未上場企業で、監理規制がなかったという問題点 取締役会が開かれた形跡もなく
ところで、今回の報道の中で個人的に一番気になっているのは、従業員6000人、年商7000億円と言われる大企業がなぜ、損保不正請求だけでなく、不正な修理や契約とは名ばかりの強引な車の買取、社内での日常的なパワハラ、違法な街路樹伐採...、続々明るみに出ているような不正、違法がまかり通っていたのかです。
最大の盲点は、同社が未上場企業であったということにあると思っています。上場企業の場合は、投資家保護の観点から、ガバナンスに関してさまざまな監理規制がかかっているのですが、未上場企業は会社法上「大会社」に分類されるビッグモーターでも、株主少数につきその規制はほとんどないのです。
損保不正請求を調べた特別調査委員会の報告書によれば、取締役会設置会社の同社において取締役会が開かれた形跡はなく、法で義務付けられた監査役も1名だけで1か月にわずか1、2店舗回って簡単なヒアリングをしているのみ、という状況だったといいます。
これでは経営に対してノーチェックも同然です。経営陣がどのような独善的、高圧的な経営をしていても、また、現場が悪事に手を染めていても気付きようがない、そんな状況下で一連の不祥事は起きていたとわかります。
たしかにオーナー系企業の場合、会社の所有と執行を同じ人物がおこなうことで、ワンマン社長の強引な経営が組織にブラックやグレーな動きを強いるようなことにもなりやすい、とはいえるのかもしれません。
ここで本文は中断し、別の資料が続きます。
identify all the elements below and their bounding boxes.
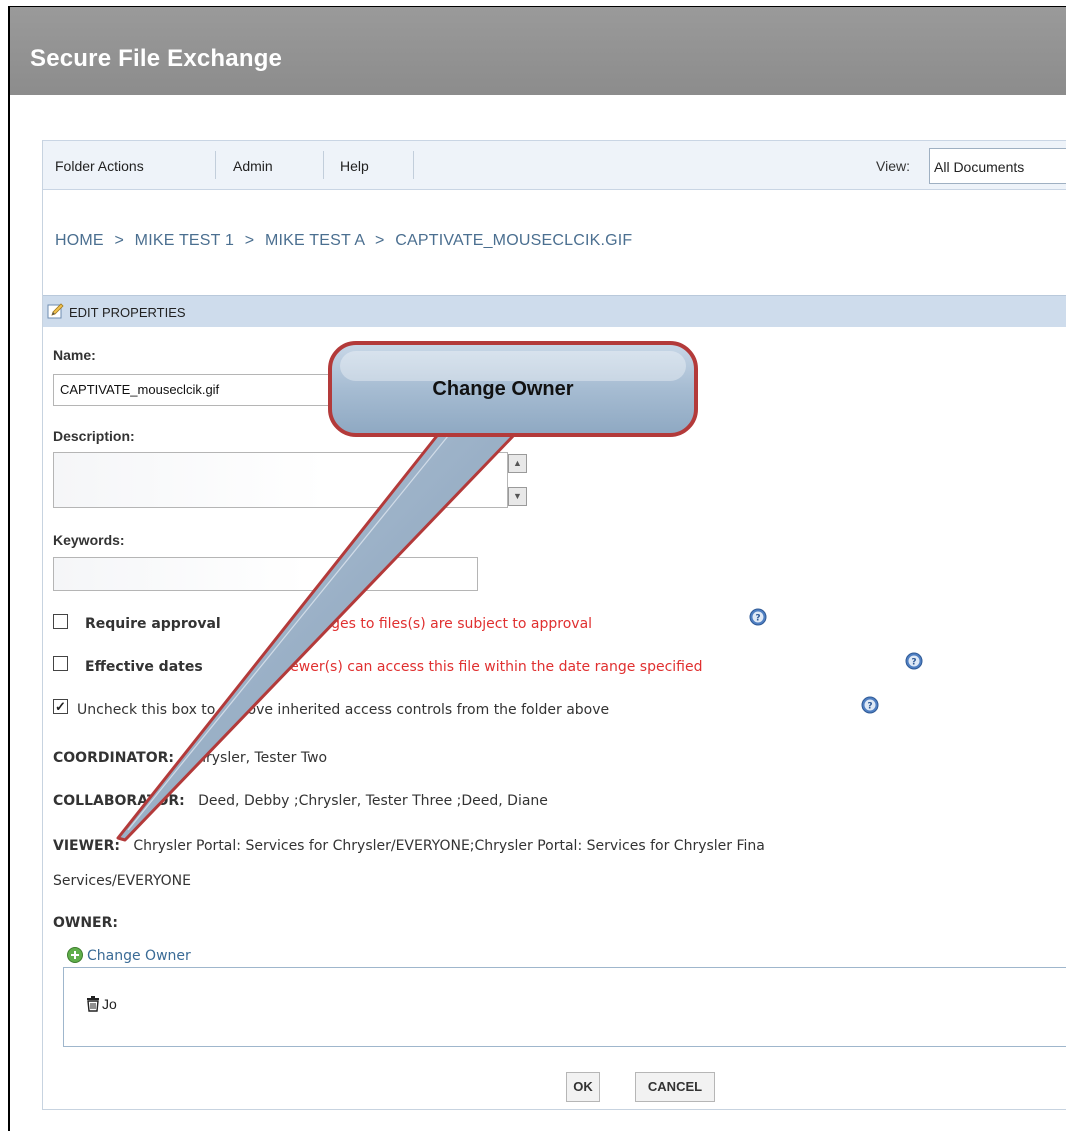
add-circle-icon	[67, 947, 83, 967]
ok-button[interactable]: OK	[566, 1072, 600, 1102]
effective-dates-checkbox[interactable]	[53, 656, 68, 671]
menu-separator	[323, 151, 324, 179]
require-approval-note: Changes to files(s) are subject to appro…	[295, 616, 593, 632]
description-scroll-down[interactable]: ▼	[508, 487, 527, 506]
description-textarea[interactable]	[53, 452, 508, 508]
keywords-label: Keywords:	[53, 532, 125, 548]
coordinator-value: Chrysler, Tester Two	[187, 750, 328, 766]
trash-icon[interactable]	[86, 996, 100, 1015]
breadcrumb-current-file: CAPTIVATE_MOUSECLCIK.GIF	[395, 232, 633, 249]
collaborator-value: Deed, Debby ;Chrysler, Tester Three ;Dee…	[198, 793, 548, 809]
view-label: View:	[876, 158, 910, 174]
svg-text:?: ?	[755, 614, 760, 624]
coordinator-row: COORDINATOR: Chrysler, Tester Two	[53, 750, 327, 766]
name-input[interactable]: CAPTIVATE_mouseclcik.gif	[53, 374, 343, 406]
owner-entry: Jo	[86, 996, 117, 1015]
menu-folder-actions[interactable]: Folder Actions	[55, 158, 144, 174]
help-icon[interactable]: ?	[749, 608, 767, 631]
app-content: Folder Actions Admin Help View: All Docu…	[42, 140, 1066, 1110]
collaborator-label: COLLABORATOR:	[53, 793, 185, 809]
breadcrumb: HOME > MIKE TEST 1 > MIKE TEST A > CAPTI…	[55, 232, 632, 250]
breadcrumb-separator: >	[114, 232, 125, 249]
effective-dates-note: Viewer(s) can access this file within th…	[277, 659, 703, 675]
app-title-bar: Secure File Exchange	[10, 7, 1066, 95]
owner-name: Jo	[102, 996, 117, 1012]
app-title: Secure File Exchange	[30, 45, 283, 72]
collaborator-row: COLLABORATOR: Deed, Debby ;Chrysler, Tes…	[53, 793, 548, 809]
description-scroll-up[interactable]: ▲	[508, 454, 527, 473]
window-frame-left	[8, 6, 10, 1131]
help-icon[interactable]: ?	[861, 696, 879, 719]
menu-admin[interactable]: Admin	[233, 158, 273, 174]
breadcrumb-mike-test-1[interactable]: MIKE TEST 1	[135, 232, 234, 249]
menu-separator	[413, 151, 414, 179]
help-icon[interactable]: ?	[905, 652, 923, 675]
viewer-value: Chrysler Portal: Services for Chrysler/E…	[133, 838, 765, 854]
name-label: Name:	[53, 347, 96, 363]
viewer-value-continued: Services/EVERYONE	[53, 873, 191, 889]
edit-properties-title: EDIT PROPERTIES	[69, 305, 186, 320]
svg-text:?: ?	[911, 658, 916, 668]
breadcrumb-mike-test-a[interactable]: MIKE TEST A	[265, 232, 364, 249]
require-approval-checkbox[interactable]	[53, 614, 68, 629]
inherit-access-label: Uncheck this box to remove inherited acc…	[77, 702, 610, 718]
svg-text:?: ?	[867, 702, 872, 712]
keywords-input[interactable]	[53, 557, 478, 591]
viewer-label: VIEWER:	[53, 838, 120, 854]
require-approval-label: Require approval	[85, 616, 221, 632]
coordinator-label: COORDINATOR:	[53, 750, 174, 766]
callout-text: Change Owner	[432, 378, 574, 400]
change-owner-label[interactable]: Change Owner	[87, 948, 191, 964]
menu-help[interactable]: Help	[340, 158, 369, 174]
breadcrumb-separator: >	[375, 232, 385, 249]
owner-list: Jo	[63, 967, 1066, 1047]
owner-label: OWNER:	[53, 915, 119, 931]
description-label: Description:	[53, 428, 135, 444]
menu-bar: Folder Actions Admin Help View: All Docu…	[43, 140, 1066, 190]
edit-properties-header: EDIT PROPERTIES	[43, 295, 1066, 327]
menu-separator	[215, 151, 216, 179]
pencil-edit-icon	[47, 302, 65, 325]
effective-dates-label: Effective dates	[85, 659, 203, 675]
viewer-row: VIEWER: Chrysler Portal: Services for Ch…	[53, 838, 765, 854]
inherit-access-checkbox[interactable]: ✓	[53, 699, 68, 714]
change-owner-link[interactable]: Change Owner	[67, 947, 191, 967]
cancel-button[interactable]: CANCEL	[635, 1072, 715, 1102]
breadcrumb-separator: >	[244, 232, 255, 249]
view-select[interactable]: All Documents	[929, 148, 1066, 184]
breadcrumb-home[interactable]: HOME	[55, 232, 104, 249]
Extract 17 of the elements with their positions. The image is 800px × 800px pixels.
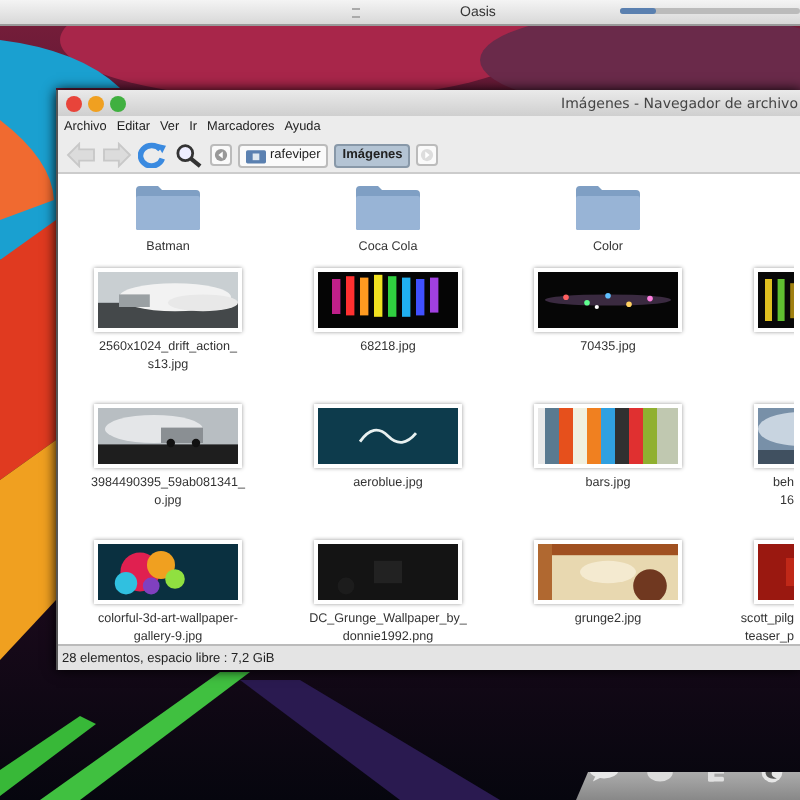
image-thumbnail[interactable] [314, 404, 462, 468]
folder-icon[interactable] [574, 184, 642, 232]
slider[interactable] [620, 8, 800, 14]
close-button[interactable] [66, 95, 82, 111]
folder-icon[interactable] [354, 184, 422, 232]
image-thumbnail[interactable] [534, 268, 682, 332]
folder-icon [246, 147, 266, 163]
image-thumbnail[interactable] [534, 540, 682, 604]
scroll-left-button[interactable] [210, 144, 232, 166]
image-thumbnail[interactable] [94, 268, 242, 332]
search-icon[interactable] [174, 142, 204, 168]
image-thumbnail[interactable] [534, 404, 682, 468]
image-thumbnail[interactable] [314, 268, 462, 332]
image-thumbnail[interactable] [94, 404, 242, 468]
image-thumbnail[interactable] [94, 540, 242, 604]
image-thumbnail[interactable] [314, 540, 462, 604]
folder-icon[interactable] [134, 184, 202, 232]
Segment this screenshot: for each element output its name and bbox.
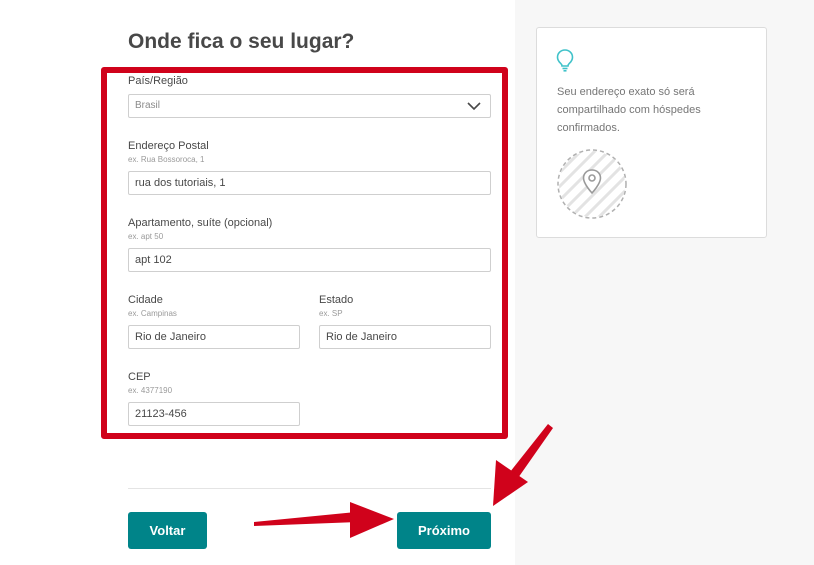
address-tip-card: Seu endereço exato só será compartilhado… [536,27,767,238]
footer-divider [128,488,491,489]
map-pin-icon [557,149,627,219]
highlight-annotation-box [101,67,508,439]
lightbulb-icon [556,49,574,72]
next-button[interactable]: Próximo [397,512,491,549]
arrow-to-next-from-left [254,502,394,538]
back-button[interactable]: Voltar [128,512,207,549]
page-title: Onde fica o seu lugar? [128,30,355,53]
address-tip-text: Seu endereço exato só será compartilhado… [557,86,701,134]
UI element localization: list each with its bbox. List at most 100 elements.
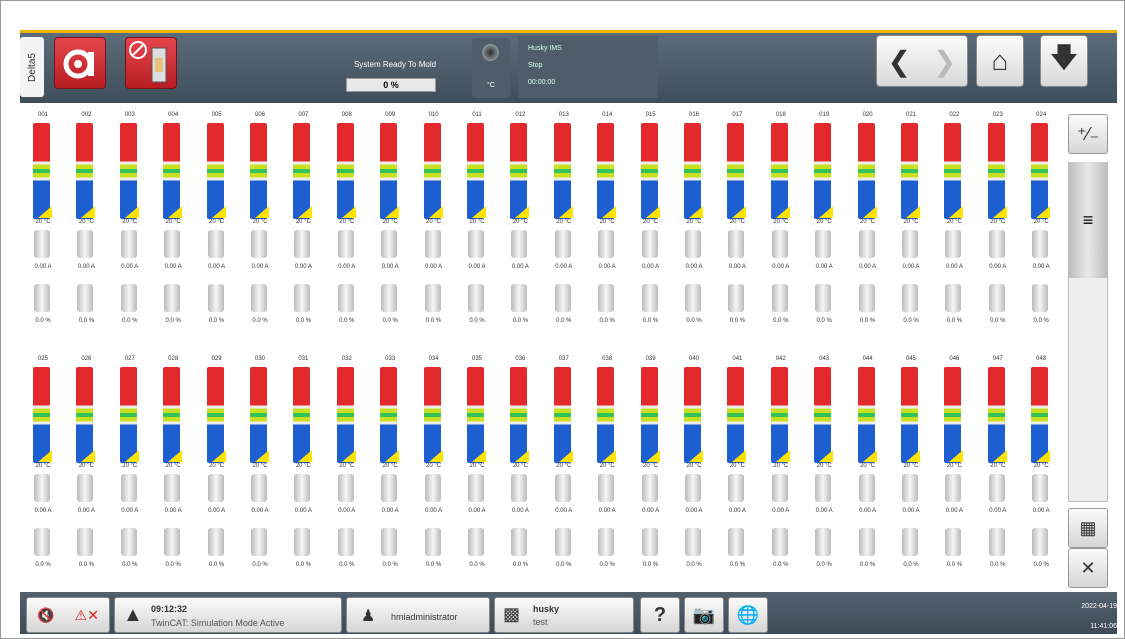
power-switch[interactable] [251,284,267,312]
temperature-bar[interactable] [510,367,528,463]
temperature-bar[interactable] [250,123,267,219]
power-switch[interactable] [381,528,398,556]
zone-008[interactable]: 008 20 °C 0.00 A 0.0 % [326,106,368,346]
current-switch[interactable] [685,474,701,502]
zone-028[interactable]: 028 20 °C 0.00 A 0.0 % [152,350,194,590]
current-switch[interactable] [554,474,571,502]
temperature-bar[interactable] [901,367,918,463]
power-switch[interactable] [34,284,50,312]
power-switch[interactable] [511,284,528,312]
side-tab[interactable]: Delta5 [20,37,44,97]
temperature-bar[interactable] [423,367,441,463]
temperature-bar[interactable] [206,123,224,219]
current-switch[interactable] [641,474,658,502]
zone-025[interactable]: 025 20 °C 0.00 A 0.0 % [22,350,64,590]
temperature-bar[interactable] [250,367,267,463]
temperature-bar[interactable] [640,123,658,219]
current-switch[interactable] [207,230,224,258]
help-button[interactable]: ? [640,597,680,633]
temperature-bar[interactable] [293,367,311,463]
current-switch[interactable] [251,230,267,258]
temperature-bar[interactable] [293,123,311,219]
current-switch[interactable] [945,230,962,258]
current-switch[interactable] [468,230,484,258]
zone-032[interactable]: 032 20 °C 0.00 A 0.0 % [326,350,368,590]
alarm-reset-icon[interactable]: ⚠✕ [75,607,99,624]
zone-006[interactable]: 006 20 °C 0.00 A 0.0 % [239,106,281,346]
power-switch[interactable] [468,284,484,312]
zone-033[interactable]: 033 20 °C 0.00 A 0.0 % [369,350,411,590]
temperature-bar[interactable] [380,123,398,219]
temperature-bar[interactable] [814,123,832,219]
zone-015[interactable]: 015 20 °C 0.00 A 0.0 % [630,106,672,346]
power-switch[interactable] [815,528,832,556]
zone-039[interactable]: 039 20 °C 0.00 A 0.0 % [630,350,672,590]
plus-minus-button[interactable]: ⁺⁄₋ [1068,114,1108,154]
zone-041[interactable]: 041 20 °C 0.00 A 0.0 % [716,350,758,590]
power-switch[interactable] [685,284,701,312]
zone-014[interactable]: 014 20 °C 0.00 A 0.0 % [586,106,628,346]
current-switch[interactable] [598,474,615,502]
power-switch[interactable] [424,284,441,312]
temperature-bar[interactable] [423,123,441,219]
temperature-bar[interactable] [857,123,875,219]
temperature-bar[interactable] [336,123,354,219]
current-switch[interactable] [381,474,398,502]
current-switch[interactable] [120,230,137,258]
current-switch[interactable] [771,474,788,502]
current-switch[interactable] [511,474,528,502]
power-switch[interactable] [337,284,354,312]
zone-027[interactable]: 027 20 °C 0.00 A 0.0 % [109,350,151,590]
power-switch[interactable] [164,284,181,312]
temperature-bar[interactable] [336,367,354,463]
temperature-bar[interactable] [119,367,137,463]
power-switch[interactable] [641,528,658,556]
temperature-bar[interactable] [76,123,94,219]
power-switch[interactable] [120,284,137,312]
chevron-left-icon[interactable]: ❮ [888,45,911,78]
current-switch[interactable] [77,474,94,502]
power-switch[interactable] [207,528,224,556]
current-switch[interactable] [337,230,354,258]
zone-034[interactable]: 034 20 °C 0.00 A 0.0 % [413,350,455,590]
scrollbar-thumb[interactable]: ≡ [1068,162,1108,278]
download-button[interactable]: 🡇 [1040,35,1088,87]
zone-007[interactable]: 007 20 °C 0.00 A 0.0 % [282,106,324,346]
temperature-bar[interactable] [814,367,832,463]
temperature-bar[interactable] [684,123,701,219]
recipe-button[interactable]: ▩ husky test [494,597,634,633]
power-switch[interactable] [598,284,615,312]
power-switch[interactable] [728,284,745,312]
current-switch[interactable] [468,474,484,502]
current-switch[interactable] [207,474,224,502]
zone-042[interactable]: 042 20 °C 0.00 A 0.0 % [760,350,802,590]
current-switch[interactable] [815,474,832,502]
zone-036[interactable]: 036 20 °C 0.00 A 0.0 % [499,350,541,590]
zone-023[interactable]: 023 20 °C 0.00 A 0.0 % [977,106,1019,346]
zone-037[interactable]: 037 20 °C 0.00 A 0.0 % [543,350,585,590]
zone-022[interactable]: 022 20 °C 0.00 A 0.0 % [933,106,975,346]
temperature-bar[interactable] [987,123,1005,219]
current-switch[interactable] [424,474,441,502]
current-switch[interactable] [988,230,1005,258]
current-switch[interactable] [424,230,441,258]
zone-004[interactable]: 004 20 °C 0.00 A 0.0 % [152,106,194,346]
current-switch[interactable] [1032,230,1049,258]
zone-031[interactable]: 031 20 °C 0.00 A 0.0 % [282,350,324,590]
current-switch[interactable] [728,230,745,258]
zone-029[interactable]: 029 20 °C 0.00 A 0.0 % [196,350,238,590]
zone-035[interactable]: 035 20 °C 0.00 A 0.0 % [456,350,498,590]
zone-046[interactable]: 046 20 °C 0.00 A 0.0 % [933,350,975,590]
current-switch[interactable] [34,474,50,502]
mold-status-button[interactable] [54,37,106,89]
temperature-bar[interactable] [510,123,528,219]
temperature-bar[interactable] [206,367,224,463]
zone-012[interactable]: 012 20 °C 0.00 A 0.0 % [499,106,541,346]
alarm-banner[interactable]: ▲ 09:12:32 TwinCAT: Simulation Mode Acti… [114,597,342,633]
zone-017[interactable]: 017 20 °C 0.00 A 0.0 % [716,106,758,346]
power-switch[interactable] [120,528,137,556]
current-switch[interactable] [294,230,311,258]
mute-icon[interactable]: 🔇 [37,607,54,624]
temperature-bar[interactable] [1031,367,1049,463]
temperature-bar[interactable] [640,367,658,463]
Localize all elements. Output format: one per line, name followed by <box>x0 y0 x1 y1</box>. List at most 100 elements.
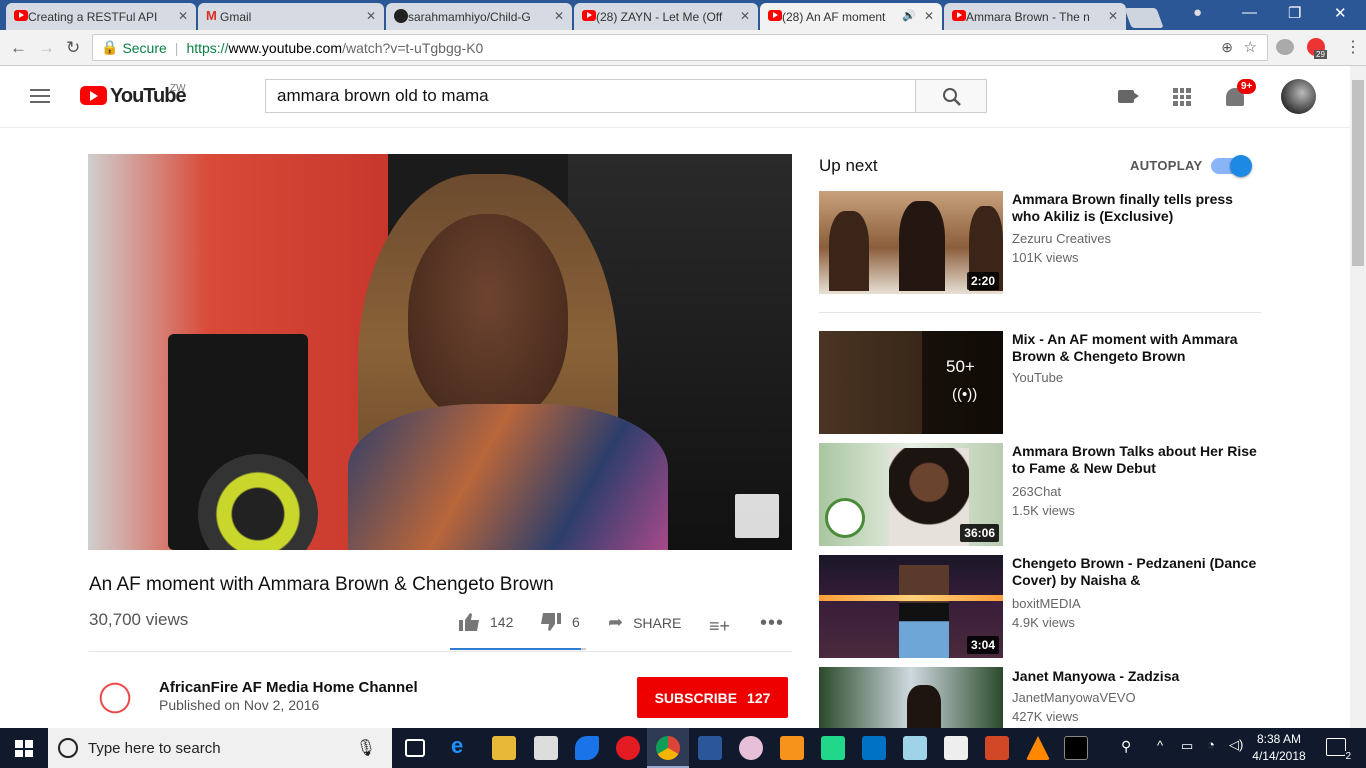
forward-arrow-icon[interactable]: → <box>38 38 55 58</box>
region-code: ZW <box>170 83 186 94</box>
view-count: 30,700 views <box>89 610 189 629</box>
dislike-button[interactable]: 6 <box>540 612 580 632</box>
video-thumbnail[interactable]: 3:04 <box>819 555 1003 658</box>
page-scrollbar[interactable] <box>1350 66 1366 728</box>
related-video-title[interactable]: Janet Manyowa - Zadzisa <box>1012 668 1257 685</box>
chrome-icon[interactable] <box>656 736 680 760</box>
playlist-overlay: 50+ ((•)) <box>922 331 1003 434</box>
hamburger-menu-icon[interactable] <box>30 89 50 103</box>
youtube-logo-icon[interactable] <box>80 86 107 105</box>
sublime-text-icon[interactable] <box>780 736 804 760</box>
taskbar-clock[interactable]: 8:38 AM 4/14/2018 <box>1248 731 1310 765</box>
thumbnail-figure-shape <box>899 201 945 291</box>
video-player[interactable] <box>88 154 792 550</box>
windows-start-icon[interactable] <box>15 740 33 757</box>
add-to-playlist-icon[interactable]: ≡+ <box>709 616 730 637</box>
file-explorer-icon[interactable] <box>492 736 516 760</box>
secure-label: Secure <box>122 39 167 56</box>
browser-tab[interactable]: sarahmamhiyo/Child-G ✕ <box>386 3 572 30</box>
share-button[interactable]: ➦ SHARE <box>608 612 681 633</box>
thumbnail-figure-shape <box>829 211 869 291</box>
zoom-icon[interactable]: ⊕ <box>1221 39 1233 56</box>
video-thumbnail[interactable]: 36:06 <box>819 443 1003 546</box>
video-thumbnail[interactable]: 2:20 <box>819 191 1003 294</box>
upload-video-icon[interactable] <box>1118 90 1134 103</box>
subscribe-button[interactable]: SUBSCRIBE 127 <box>637 677 788 718</box>
browser-tab[interactable]: Creating a RESTFul API ✕ <box>6 3 196 30</box>
close-window-button[interactable]: ✕ <box>1334 4 1347 22</box>
photos-icon[interactable] <box>944 736 968 760</box>
people-icon[interactable]: ⚲ <box>1121 738 1131 755</box>
playlist-count: 50+ <box>946 357 975 376</box>
more-options-icon[interactable]: ••• <box>760 612 784 635</box>
mail-icon[interactable] <box>534 736 558 760</box>
edge-browser-icon[interactable]: e <box>451 733 475 758</box>
browser-tab[interactable]: (28) ZAYN - Let Me (Off ✕ <box>574 3 758 30</box>
maximize-button[interactable]: ❐ <box>1288 4 1301 22</box>
related-video-title[interactable]: Mix - An AF moment with Ammara Brown & C… <box>1012 331 1257 365</box>
divider <box>819 312 1261 313</box>
video-thumbnail[interactable] <box>819 667 1003 728</box>
paint-icon[interactable] <box>739 736 763 760</box>
battery-icon[interactable]: ▭ <box>1181 738 1193 754</box>
terminal-icon[interactable] <box>1064 736 1088 760</box>
search-button[interactable] <box>915 79 987 113</box>
close-icon[interactable]: ✕ <box>924 9 934 23</box>
bookmark-star-icon[interactable]: ☆ <box>1244 38 1257 56</box>
tab-title: Creating a RESTFul API <box>28 9 158 24</box>
cortana-icon <box>58 738 78 758</box>
channel-avatar[interactable] <box>92 675 138 721</box>
pycharm-icon[interactable] <box>821 736 845 760</box>
avatar[interactable] <box>1281 79 1316 114</box>
apps-grid-icon[interactable] <box>1173 88 1191 106</box>
vlc-icon[interactable] <box>1026 736 1050 760</box>
action-center-icon[interactable]: 2 <box>1326 738 1351 762</box>
browser-tab[interactable]: M Gmail ✕ <box>198 3 384 30</box>
video-duration: 36:06 <box>960 524 999 542</box>
extension-icon[interactable] <box>1276 39 1294 55</box>
related-video-title[interactable]: Chengeto Brown - Pedzaneni (Dance Cover)… <box>1012 555 1257 589</box>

しかし、ビッグモーターほどの大企業では従業員やお客様や取引先の数も多く、その悪事が表面化した時には、確実に社会問題化するような存在なのです。同社の経営陣は、自己が負うべき社会的責任の重さを省みることなく、自己本位の経営を続けてきたという点で、経営者として重大な過失を犯していたといえるでしょう。